From a very tender age, we are exposed to games: Chess, Monopoly, Scotland Yard… And that is for a reason, because games make learning not seem like ‘learning’. Our mind inputs far more concentration and participation in a game rather than something we are otherwise taught. As we grow up, such informal learning is replaced with a more structured, more formal way of instruction – the effectiveness of which has been questioned time and again. Thankfully, with the introduction of high-end gamification in learning, we now have back what was lost being a child – a powerful medium of learning in the adult, corporate world. Interactive games that resemble real work roles or use simulation to immerse the learner in a life like environment have a number of advantages to the organization:
Digital games positively influence learning achievement
The sense of ‘achievement’ is what makes a game so captivating. A learner wants to achieve ‘more’ points or ‘higher’ levels than what he has previously accomplished. Thus, games increase learning motivation.
Games help in development of cognitive ability
Practice makes a man perfect, doesn’t it? When learners try and retry to play the various levels and scenarios in a particular game, they are actually revising the idea that you are trying to instill through that game. For example, a simulated game that has engineer trainees repairing different machineries that get more complex as they complete each level, will ultimately develop their cognitive ability in that area. Games are also known to improve hand-eye coordination.
Games improve concentration
If you have ever tried interfering a young kid in the middle of his/her video game, you’d know what we are talking about. In fact, even the kids with poor academic performance are often excellent gamers. Research points to the potential use of games to improve comprehension in kids with learning disorders and attention difficulties. In the corporate setting, a pilot trainee will have far greater levels of participation and concentration in a simulated cockpit, than if he is given a lecture on the same.

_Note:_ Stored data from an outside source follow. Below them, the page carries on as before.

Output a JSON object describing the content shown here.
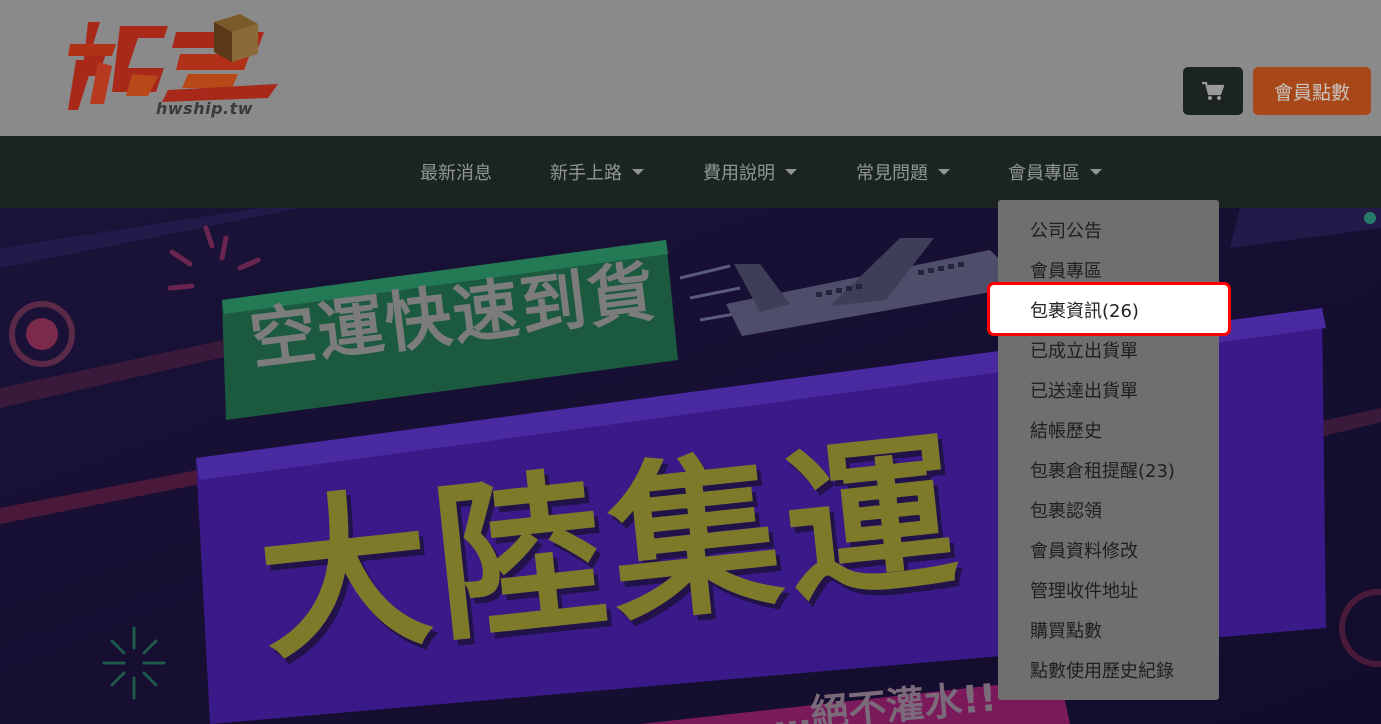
{
  "logo": {
    "domain_text": "hwship.tw"
  },
  "header": {
    "cart_icon": "shopping-cart-icon",
    "points_button_label": "會員點數"
  },
  "nav": {
    "items": [
      {
        "label": "最新消息",
        "has_caret": false
      },
      {
        "label": "新手上路",
        "has_caret": true
      },
      {
        "label": "費用說明",
        "has_caret": true
      },
      {
        "label": "常見問題",
        "has_caret": true
      },
      {
        "label": "會員專區",
        "has_caret": true
      }
    ]
  },
  "hero": {
    "headline_small": "空運快速到貨",
    "headline_large": "大陸集運",
    "bottom_text": "…絕不灌水!!"
  },
  "dropdown": {
    "items": [
      {
        "label": "公司公告"
      },
      {
        "label": "會員專區"
      },
      {
        "label": "包裹資訊(26)",
        "highlighted": true
      },
      {
        "label": "已成立出貨單"
      },
      {
        "label": "已送達出貨單"
      },
      {
        "label": "結帳歷史"
      },
      {
        "label": "包裹倉租提醒(23)"
      },
      {
        "label": "包裹認領"
      },
      {
        "label": "會員資料修改"
      },
      {
        "label": "管理收件地址"
      },
      {
        "label": "購買點數"
      },
      {
        "label": "點數使用歷史紀錄"
      }
    ]
  },
  "colors": {
    "header_bg": "#8a8a8a",
    "nav_bg": "#1b2423",
    "points_button": "#a84818",
    "highlight_border": "#ff0000",
    "logo_red": "#a8281a",
    "logo_orange": "#b8601a"
  }
}
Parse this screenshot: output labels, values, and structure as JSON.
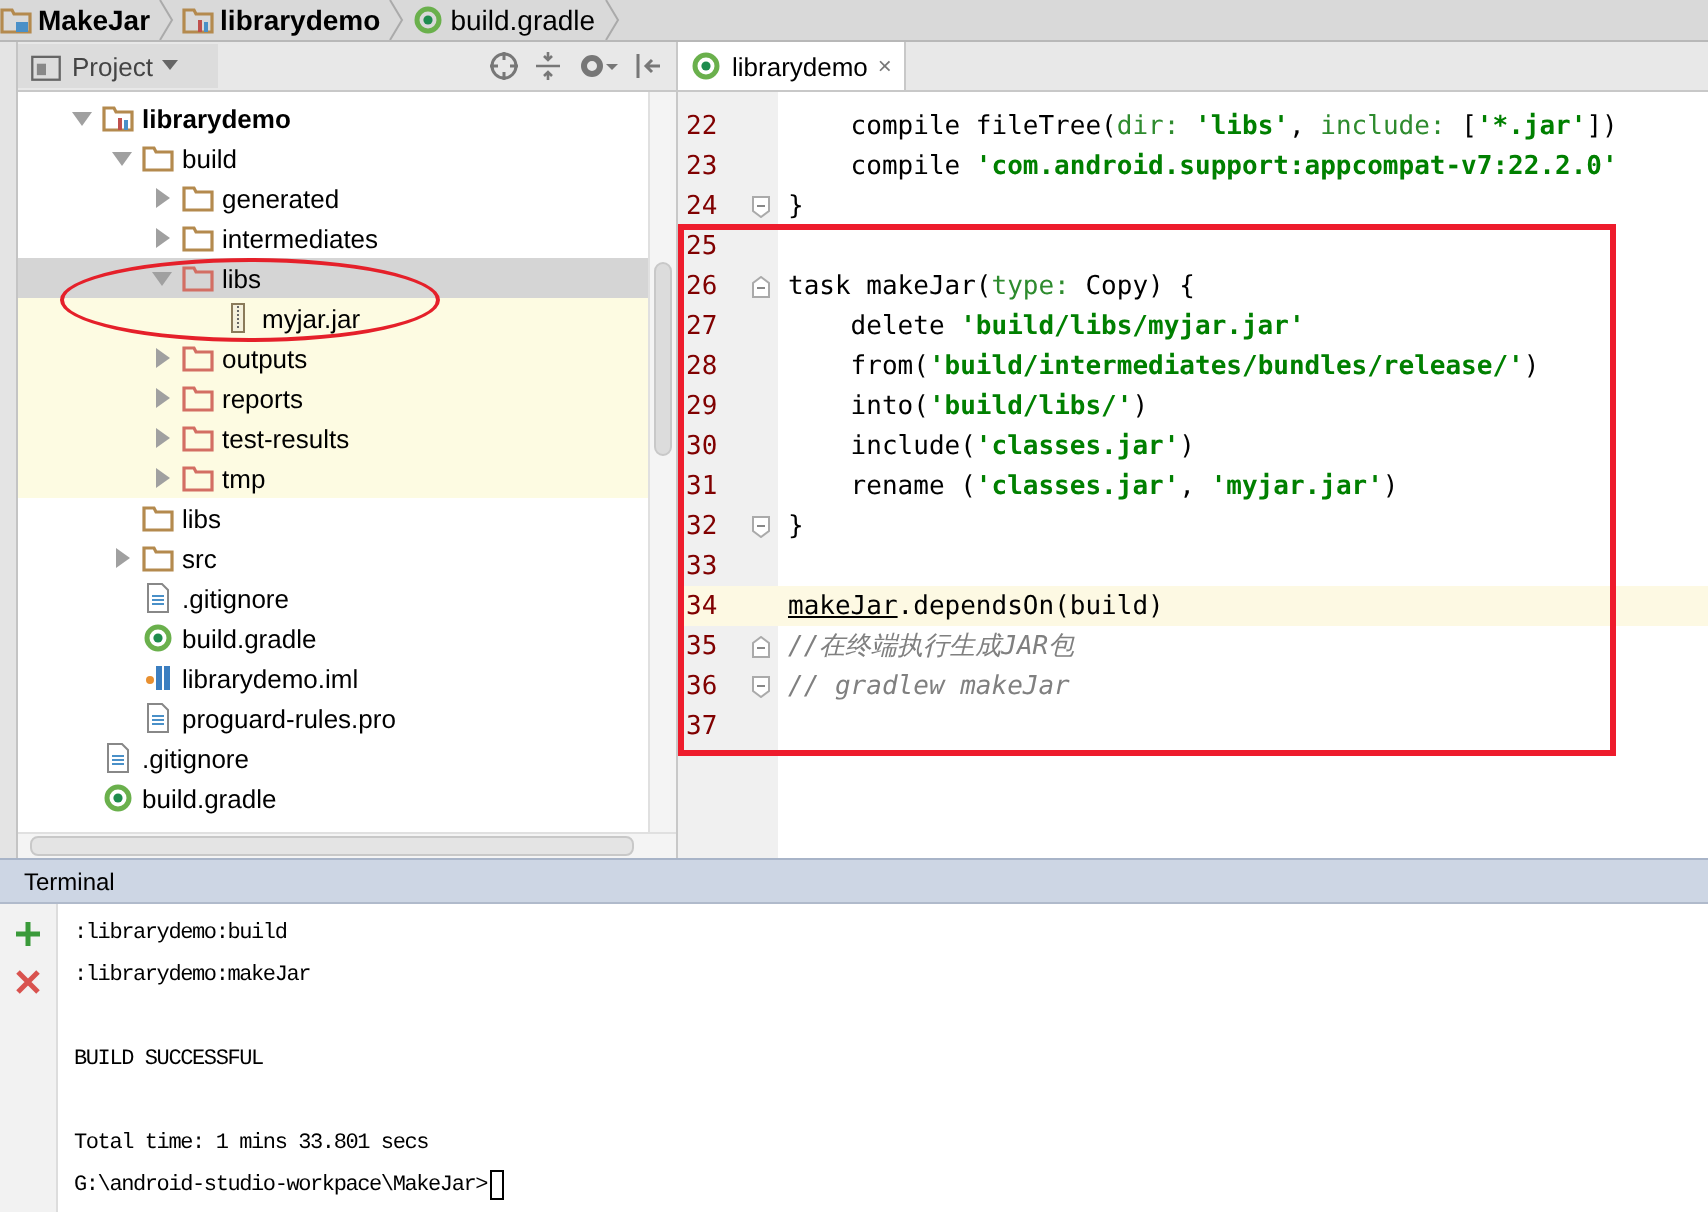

Games can teach abstract concepts
Abstract concepts like good communication or interpersonal skills, team management, resource management, ability to handle critical incidents, etc. are mostly behavioral in nature. They cannot be taught, they can only be learnt with experience. Gamification allows learners to ‘learn’ these professionally important behaviors.
New technologies have opened up new frontiers for mobile based gaming
Emerging technologies like motion sensing which includes edge-detection, region-detection and optical flow, as well as the use of gestures and camera applications to capture information have opened up a world of possibilities to use the current accelerometer-enabled smartphones for gamified learning.